2022年5月15日、沖縄は返還50年の日を迎えた。

私たち日本社会連帯機構は、2015年に沖縄連帯基金を創設し、新基地建設に反対のために、辺野古基金への協賛や辺野古ゲート前行動への参加など多岐にわたり沖縄県民に連帯し、ともに運動を進めてきました。そして返還50年を目前にした5月8日には、返還協定の捉え返しと未来を見つめるために、「沖縄返還50年フォーラム-基地の集積地を押しつけ続けられる沖縄は日本なのか 日本は本当の独立国なのか-」をテーマにした集会を行いました。

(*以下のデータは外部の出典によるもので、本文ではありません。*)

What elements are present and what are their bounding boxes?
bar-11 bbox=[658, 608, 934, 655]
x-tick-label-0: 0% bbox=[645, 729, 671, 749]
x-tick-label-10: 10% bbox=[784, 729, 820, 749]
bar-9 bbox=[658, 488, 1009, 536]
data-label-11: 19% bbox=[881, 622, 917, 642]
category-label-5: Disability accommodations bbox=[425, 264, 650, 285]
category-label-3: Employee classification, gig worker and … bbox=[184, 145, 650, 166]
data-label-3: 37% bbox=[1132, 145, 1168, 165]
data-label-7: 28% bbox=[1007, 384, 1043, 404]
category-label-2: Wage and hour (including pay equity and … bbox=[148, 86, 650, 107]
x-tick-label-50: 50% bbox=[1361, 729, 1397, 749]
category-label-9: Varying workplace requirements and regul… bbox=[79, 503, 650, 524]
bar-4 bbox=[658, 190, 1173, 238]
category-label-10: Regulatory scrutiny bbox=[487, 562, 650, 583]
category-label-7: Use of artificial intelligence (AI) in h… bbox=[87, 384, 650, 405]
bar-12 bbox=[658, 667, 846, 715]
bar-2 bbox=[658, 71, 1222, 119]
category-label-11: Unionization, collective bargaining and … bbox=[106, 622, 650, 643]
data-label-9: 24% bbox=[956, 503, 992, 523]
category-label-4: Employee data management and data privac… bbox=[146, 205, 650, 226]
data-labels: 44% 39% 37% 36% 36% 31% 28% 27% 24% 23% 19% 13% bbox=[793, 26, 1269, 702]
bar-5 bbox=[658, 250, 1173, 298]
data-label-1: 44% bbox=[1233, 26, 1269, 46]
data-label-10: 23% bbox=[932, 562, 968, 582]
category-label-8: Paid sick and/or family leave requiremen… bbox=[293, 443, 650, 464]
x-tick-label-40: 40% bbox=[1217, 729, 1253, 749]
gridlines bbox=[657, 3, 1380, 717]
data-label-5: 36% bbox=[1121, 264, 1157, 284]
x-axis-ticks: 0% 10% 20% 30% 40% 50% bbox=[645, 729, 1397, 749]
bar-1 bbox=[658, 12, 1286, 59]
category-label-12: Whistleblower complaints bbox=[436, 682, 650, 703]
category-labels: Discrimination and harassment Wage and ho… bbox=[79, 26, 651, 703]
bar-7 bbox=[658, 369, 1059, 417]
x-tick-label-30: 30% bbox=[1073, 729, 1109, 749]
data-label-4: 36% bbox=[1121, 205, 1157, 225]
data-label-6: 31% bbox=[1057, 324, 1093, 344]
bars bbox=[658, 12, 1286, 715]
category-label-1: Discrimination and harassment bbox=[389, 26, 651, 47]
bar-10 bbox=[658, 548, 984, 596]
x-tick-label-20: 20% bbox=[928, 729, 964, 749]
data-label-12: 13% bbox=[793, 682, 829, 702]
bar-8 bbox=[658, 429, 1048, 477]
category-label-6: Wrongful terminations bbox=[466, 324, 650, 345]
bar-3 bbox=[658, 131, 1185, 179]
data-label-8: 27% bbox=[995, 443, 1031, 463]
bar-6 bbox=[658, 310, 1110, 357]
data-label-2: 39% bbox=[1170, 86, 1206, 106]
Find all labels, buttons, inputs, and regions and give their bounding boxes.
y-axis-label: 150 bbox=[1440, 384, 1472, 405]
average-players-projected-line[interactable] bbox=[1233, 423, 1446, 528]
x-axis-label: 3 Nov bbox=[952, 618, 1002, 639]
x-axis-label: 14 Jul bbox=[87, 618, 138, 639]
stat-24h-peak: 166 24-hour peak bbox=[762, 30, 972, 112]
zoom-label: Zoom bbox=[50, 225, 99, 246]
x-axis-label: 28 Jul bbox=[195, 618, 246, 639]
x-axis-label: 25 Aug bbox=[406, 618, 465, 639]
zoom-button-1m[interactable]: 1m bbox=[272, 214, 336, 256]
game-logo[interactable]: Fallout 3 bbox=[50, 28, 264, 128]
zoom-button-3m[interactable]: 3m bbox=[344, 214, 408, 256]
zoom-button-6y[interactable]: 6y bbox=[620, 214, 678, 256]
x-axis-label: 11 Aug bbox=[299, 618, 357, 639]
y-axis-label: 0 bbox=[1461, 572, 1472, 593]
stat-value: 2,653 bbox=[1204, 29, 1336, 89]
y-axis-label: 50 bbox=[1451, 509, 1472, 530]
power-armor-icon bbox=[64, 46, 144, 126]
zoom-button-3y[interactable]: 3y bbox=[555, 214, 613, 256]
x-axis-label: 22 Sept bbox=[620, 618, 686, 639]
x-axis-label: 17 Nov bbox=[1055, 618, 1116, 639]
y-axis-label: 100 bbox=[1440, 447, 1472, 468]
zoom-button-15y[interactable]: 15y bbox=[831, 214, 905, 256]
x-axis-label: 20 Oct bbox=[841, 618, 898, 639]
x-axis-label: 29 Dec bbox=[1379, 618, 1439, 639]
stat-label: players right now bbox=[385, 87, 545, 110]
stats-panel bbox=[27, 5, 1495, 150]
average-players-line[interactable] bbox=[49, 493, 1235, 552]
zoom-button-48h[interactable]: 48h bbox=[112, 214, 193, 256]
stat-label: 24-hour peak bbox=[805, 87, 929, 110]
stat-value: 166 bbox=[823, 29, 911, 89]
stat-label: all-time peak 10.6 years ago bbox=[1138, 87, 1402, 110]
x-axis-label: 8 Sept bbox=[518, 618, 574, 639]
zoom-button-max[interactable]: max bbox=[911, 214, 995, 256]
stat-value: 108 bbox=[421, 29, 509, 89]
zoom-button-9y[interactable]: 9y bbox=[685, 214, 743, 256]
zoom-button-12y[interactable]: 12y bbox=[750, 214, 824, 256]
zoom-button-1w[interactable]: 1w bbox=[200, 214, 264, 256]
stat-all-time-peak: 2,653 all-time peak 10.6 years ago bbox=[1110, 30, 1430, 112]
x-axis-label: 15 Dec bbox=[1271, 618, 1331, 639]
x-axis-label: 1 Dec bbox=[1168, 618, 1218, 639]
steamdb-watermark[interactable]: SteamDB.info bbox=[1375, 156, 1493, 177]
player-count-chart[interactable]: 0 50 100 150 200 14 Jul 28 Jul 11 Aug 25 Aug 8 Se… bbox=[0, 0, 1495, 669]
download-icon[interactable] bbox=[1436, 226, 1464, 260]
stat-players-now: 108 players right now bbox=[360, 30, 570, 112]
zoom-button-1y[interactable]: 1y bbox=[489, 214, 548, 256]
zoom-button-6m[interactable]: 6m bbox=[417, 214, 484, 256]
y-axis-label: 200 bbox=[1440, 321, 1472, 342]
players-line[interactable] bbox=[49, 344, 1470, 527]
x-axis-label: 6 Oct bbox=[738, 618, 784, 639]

沖縄は戦中・戦後に亘り、敗戦した日本の中でも最も過酷な状況に置かれてきました。

日本で唯一の地上戦が行われ、県民の4人に一人が命を落とし、敗戦後も米軍による強制的な土地の接収により、多くの県民が農業による生産活動の道も断たれました。

命をも危ぶまれた時代から生まれた言葉はまさしく「命どぅ宝」でした。
戦後27年のアメリカ支配の時代から日本国憲法の下、等しく人間として認められ民主主義社会の構築を目指して沖縄県民の意思として行われた「祖国復帰運動」が実現させた「沖縄返還」でしたが、その実態は当初から思い描いたものではありませんでした。

1971年11月17日沖縄県民の願いをまとめた「建議書」は屋良朝苗主席の到着を待たず、国会では「沖縄返還協定」が強行採決されました。

ここでもまた沖縄県民の心と意志は踏みにじられました。

後に屋良主席は、返還についてこのように語っています「軍事占領支配からの脱却、憲法で保障される日本国民としての諸権利の回復、そして沖縄県民としての自主主体性の確立、これらが私たち県民にとって、全面復帰のもっている内容です。もっと簡単明瞭にいいますと、”人間性の回復”を願望しているのです。きわめて当然な願望であり要求です」
この当然の要求を認めない政治が、日本とアメリカ政府によって現在も強行されていると私たちはみています。

今も日本国中で最も米軍基地が集積している沖縄県は犯罪被害、騒音被害、環境汚染に晒されているのです。

また、更に新しい基地建設を強行している辺野古に関しても2019年に実施された「辺野古」県民投票の結果、県民の72.2%が反対の意思を表明したにも関わらず、何事もなかったように土砂の投入は続けられ新基地建設は強引に進められています。
 沖縄県民の意志と思いを、政府はいったいどのように考えているのでしょうか。

こんなことで日本は民主主義国家といえるのでしょうか。

これらの状況を踏まえた集会における議論や7年間の沖縄連帯活動から得たことを私たちはここに声明文として記します。

①   1971年返還前に屋良朝苗主席により提出された「建議書」、2013年に故翁長雄志さん他の代表団が提出した「建白書」、2019年2月に実施された沖縄「辺野古」県民投票の結果などの沖縄県民の切なる要望を一顧だにしない日本政府の対応を根本的に改めるべきです。
②   戦後77年間沖縄県民に様々な負担を押しつけている米軍基地の撤去、それに加えて辺野古の新基地建設の即時断念を求めます。
③   現在、急速に進んでいる南西諸島の軍事基地化を止めてください。全ての軍国主義的施設をやめ、話し合いを中心にした平和外交に徹すべきです。
④   沖縄県における事件事故の発生に、正当な解決が得られない、また基地由来の環境汚染(PFAS等)についても改善が得られない、その根幹にある「日米地位協定」について改定を求めます。
⑤   沖縄の自立を妨げる経済問題について外資に搾取されない経済、地域循環型経済の推進を求めます。